In the same compound is the family-run restaurant Kusina ni Tito Ernie. The dishes are recipes passed through generations and served in generous portions. Must-try are their sandwiches; from bread to home-smoked bacon, everything is made by hand using carefully picked fresh ingredients. Don’t miss the camote with Malagos chocolate dip and the refreshing sampaloc juice.
For dinner, Kinabuchs Grill and Bar is a crowd favorite. It has a wide range of food choices, including “tamilok,” or woodworm—a slimy delicacy extracted from wood in swampy forests. It’s a regular resto scene to see tables cheering for someone to eat tamilok. Just chug it down with an ice-cold bottle of beer.
Nothing beats a good massage after a long day of driving and walking around the city. Check out Balai Princesa for an evening spa and fine dining. Either way, make sure to get enough rest for a nature- and adventure-filled trip the next day.
Nature and adventure
For Day 2, island-hopping and snorkeling in Honda Bay or a visit to the coastal village of Sabang to see one of the seven wonders of nature, the Puerto Princesa Subterranean River National Park.
The Sabang tour starts as early as 7 a.m. for a hotel pickup at the city center. After a two-hour van ride, arrive at the port of Sabang where a 15-minute boat ride takes visitors to the beach and forest leading to the underground river entrance.
Boatmen, who are trained as guides, bring groups of eight through at least 4 km of navigable stretch of the river. Some areas are closed to protect this delicate attraction.
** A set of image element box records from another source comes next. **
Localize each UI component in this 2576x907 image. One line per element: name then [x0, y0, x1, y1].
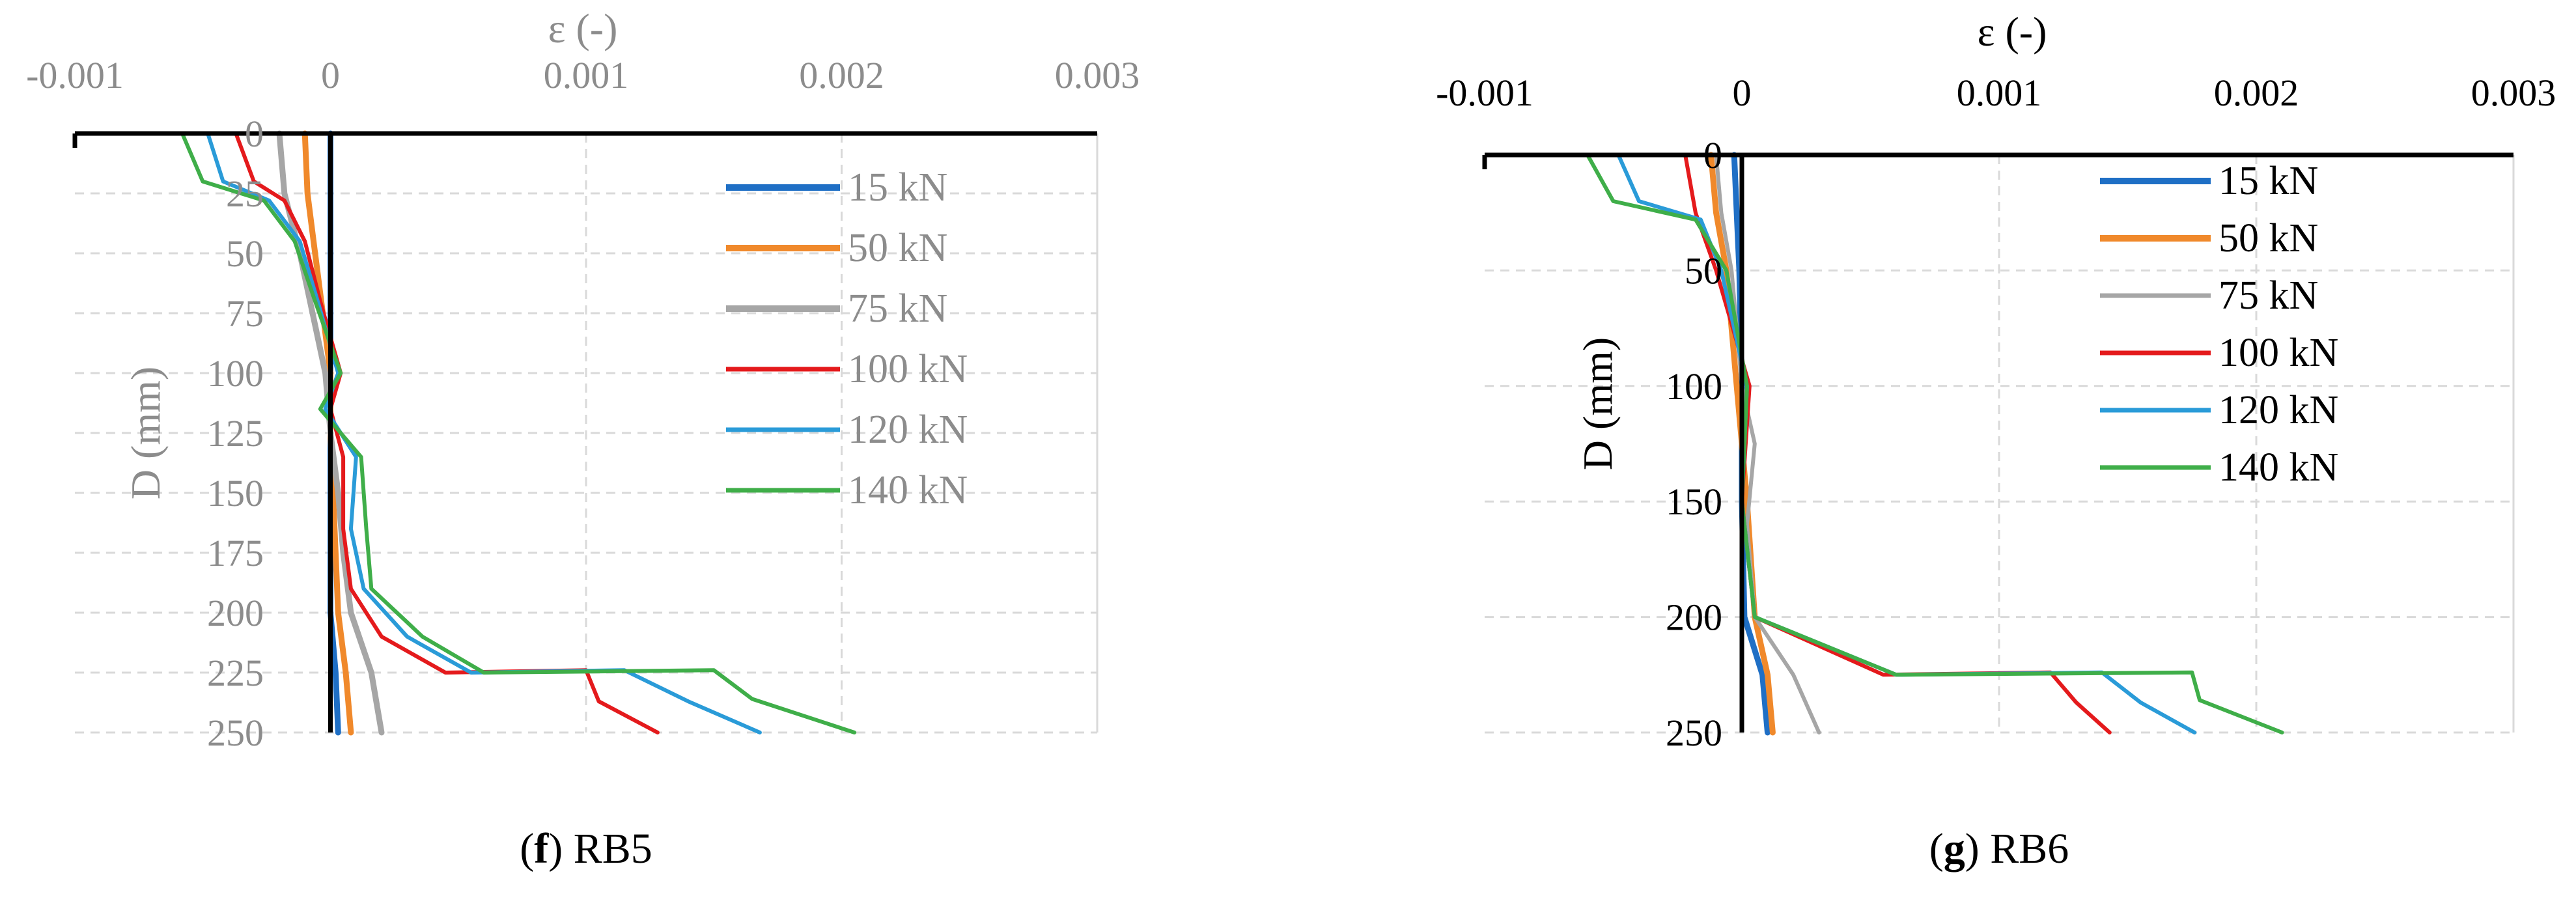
x-tick-label: 0.003	[2471, 72, 2556, 114]
legend-label: 120 kN	[848, 408, 968, 452]
y-tick-label: 125	[207, 412, 264, 454]
legend-label: 15 kN	[848, 165, 947, 210]
y-axis-label: D (mm)	[122, 367, 169, 499]
y-tick-label: 250	[207, 712, 264, 754]
caption-paren-close: )	[548, 825, 573, 872]
caption-text: RB6	[1990, 825, 2069, 872]
y-tick-label: 50	[1685, 249, 1722, 292]
y-tick-label: 50	[226, 232, 264, 275]
legend-label: 75 kN	[848, 286, 947, 331]
series-line-140-kn	[180, 132, 857, 734]
y-tick-label: 150	[207, 472, 264, 514]
x-tick-label: 0.003	[1055, 54, 1140, 96]
legend-label: 75 kN	[2219, 273, 2318, 318]
gridlines	[1485, 155, 2515, 734]
x-tick-label: 0.002	[2214, 72, 2299, 114]
caption-text: RB5	[574, 825, 652, 872]
x-axis-label: ε (-)	[548, 5, 618, 51]
caption-paren-open: (	[520, 825, 534, 872]
legend-label: 15 kN	[2219, 159, 2318, 203]
y-tick-label: 250	[1666, 712, 1722, 754]
y-axis-label: D (mm)	[1575, 337, 1621, 470]
x-tick-label: 0.002	[799, 54, 884, 96]
x-axis-label: ε (-)	[1978, 8, 2047, 55]
legend-label: 100 kN	[848, 347, 968, 391]
y-tick-label: 200	[207, 592, 264, 634]
figure-caption: (g) RB6	[1929, 825, 2069, 872]
y-tick-label: 0	[245, 113, 264, 155]
legend: 15 kN 50 kN 75 kN 100 kN 120 kN 140 kN	[726, 165, 968, 512]
chart-panel-g: -0.001 0 0.001 0.002 0.003 0 50 100 150 200 250 ε (…	[1436, 8, 2556, 872]
y-tick-label: 150	[1666, 481, 1722, 523]
caption-letter: f	[534, 825, 549, 872]
chart-panel-f: -0.001 0 0.001 0.002 0.003 0 25 50 75 100 125 150 17…	[26, 5, 1140, 872]
legend-label: 140 kN	[848, 468, 968, 512]
x-tick-label: 0	[321, 54, 340, 96]
legend-label: 50 kN	[2219, 216, 2318, 260]
gridlines	[75, 133, 1099, 734]
caption-paren-close: )	[1965, 825, 1990, 872]
y-tick-label: 75	[226, 292, 264, 335]
y-tick-label: 25	[226, 173, 264, 215]
legend: 15 kN 50 kN 75 kN 100 kN 120 kN 140 kN	[2100, 159, 2338, 490]
x-tick-label: -0.001	[26, 54, 124, 96]
x-tick-label: 0.001	[544, 54, 629, 96]
x-tick-label: 0.001	[1957, 72, 2042, 114]
caption-paren-open: (	[1929, 825, 1944, 872]
y-tick-label: 175	[207, 532, 264, 574]
legend-label: 50 kN	[848, 226, 947, 270]
y-tick-label: 200	[1666, 596, 1722, 639]
series-line-75-kn	[1714, 153, 1821, 734]
y-tick-label: 225	[207, 652, 264, 694]
legend-label: 120 kN	[2219, 388, 2338, 432]
y-tick-label: 100	[207, 352, 264, 395]
legend-label: 100 kN	[2219, 331, 2338, 375]
x-tick-label: 0	[1733, 72, 1752, 114]
figure-caption: (f) RB5	[520, 825, 652, 872]
y-tick-label: 100	[1666, 365, 1722, 408]
caption-letter: g	[1944, 825, 1965, 872]
x-tick-label: -0.001	[1436, 72, 1533, 114]
legend-label: 140 kN	[2219, 445, 2338, 490]
y-tick-label: 0	[1703, 134, 1722, 176]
Visitors must wear life jackets and helmets, and are given audio devices to guide them through the timeline of the underground river’s discovery and its natural attractions. Marvel at bats living in the cave, giant mounds of guano, and stalactites and stalagmites in different forms and figures—the “Holy Family,” fruits, vegetables and even the “Titanic.”
The underground river and mangrove tours in Sabang are great introductions to Palawan’s rich landscape. It’s hard not to miss monkeys and monitor lizards roaming freely.
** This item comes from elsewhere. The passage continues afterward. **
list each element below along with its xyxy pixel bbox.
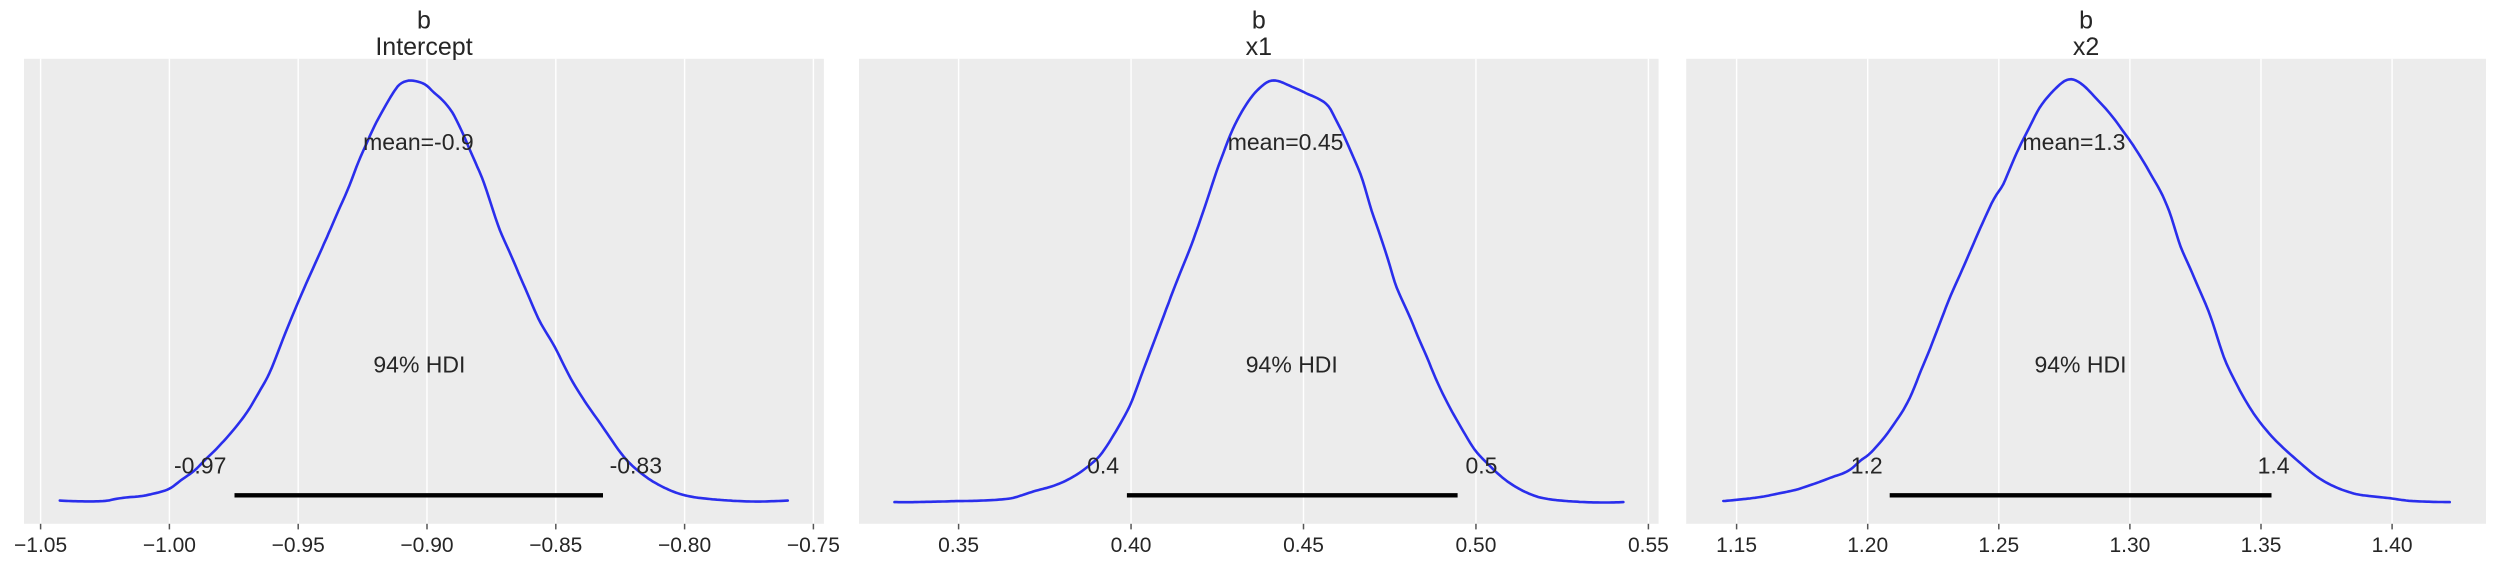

Sabang has spelunking activities for day trippers. Visit the Elephant Cave and the Hundred Caves, and Ugong Rock for a zip line choice.
Back to Puerto Princesa, take a fun detour to MAX Palawan and drive on a little adventure trail with an ATV. One may ride a kayak or paddle board in the river at the end of the trail.
After the exhilarating ATV ride, check out Viet Ville, a restaurant built from a former camp of Vietnamese refugees. Although the village has ceased to exist, the restaurant remains to serve authentic pho and banh mi.
Sample drinks are offered by Palaweño Brewery, the first and only craft beer maker in Palawan.
For dinner, go a little bit south and paddle on the Iwahig River for firefly watching. The tour comes with dinner buffet.
Check out two of the weekend markets featuring local and artisanal products for pasalubong.
Drop by Rurungan Sunday Market—every first Sunday of the month at Rurungan Compound on Abanico Street or Binhi Mindful Market—every payday weekend at the garden of Canvas Boutique Hotel, a three-minute ride from Puerto Princesa International Airport.
To give your Puerto Princesa tour a twist, visit the Palawan NGO Network Inc. (PNNI) office to get a sense of the environmental challenges facing the province.
PNNI enforcers have confiscated over 700 chainsaws, three dozen dynamite and cyanide fishing boats, mining equipment, and several trucks and vessels in eight years of running after loggers and illegal fishers. All of these are on display in their museum.
Puerto Princesa City is accessible by air and sea. Flights are available from Manila, Clark, Cebu, Davao and Iloilo via Philippine Airlines, Cebu Pacific and Philippines AirAsia. Flights also service the city from Busuanga, Cuyo and San Vicente via Air Juan.
By ferry, 2Go Travel serves Manila to Puerto Princesa via Coron twice a week. Montenegro Shipping Lines and Milagrosa Shipping Lines have regular trips to Puerto Princesa from Iloilo via Cuyo.